When the childless king of the islands declares that he will choose his successor from amongst eligible noble families, Sigourney uses her ability to read and control minds to manipulate her way onto the royal island and into the ranks of the ruling colonizers. But when she arrives, prepared to fight for control of all the islands, Sigourney finds herself the target of a dangerous, unknown magic.
Someone is killing off the ruling families to clear a path to the throne. As the bodies pile up and all eyes regard her with suspicion, Sigourney must find allies among her prey and the murderer among her peers… lest she become the next victim.
Difficult, compelling, rage-filled, complex, vengeful, powerful… This was the first book I read in 2020, and I started with a bang.
This novel is full of unflinching rage and complexity on colonialism, power, and revenge. I am aware of my own privilege and the history of my race and the horrors and atrocities we committed, so this was a difficult pill to swallow but one I’m glad to have done.
Beautiful writing—haunting, even—and great world building inspired by the Danish control of the Virgin Islands. Sigourney’s character was a bit passive amidst all the action and uninterested in the mystery of who was killing off all the kongelig, but her rage and moral complexity was strong as hell. I found this to be a character-driven novel with lots of intricate political intrigue and background detail going on. I’m interested in Løren’s POV in the next book, and what will come as a result.

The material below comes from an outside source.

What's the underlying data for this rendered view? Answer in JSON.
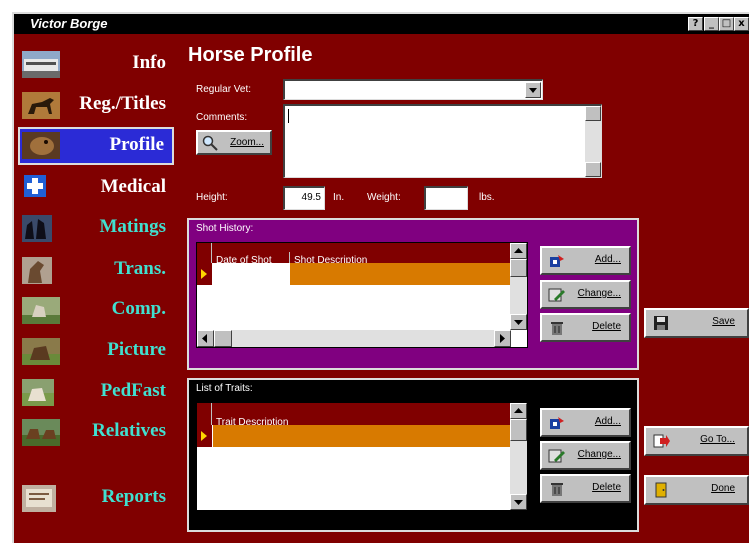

More than anything, diverse books are wonderful in sharing another’s view, and they also shed light on my disappointing lack of knowledge of the world. At least in American curriculum, the majority of our history lessons focus on white history, the successes of our power. We are not taught—unless we take an elective in college, and even then it’s likely white-centric—of the horrors and atrocities that having such power brought.
Callender handles these complexities so well in this novel—what would an oppressed person do if given that power, but is not respected by others in power or those who are also oppressed?—exploring the ambiguity of what it means to walk that fine line. The terrible things Sigourney sees, does, and hears about are truths of our history, and we must face them head on too.
This qualifies for my TBR & genre challenge!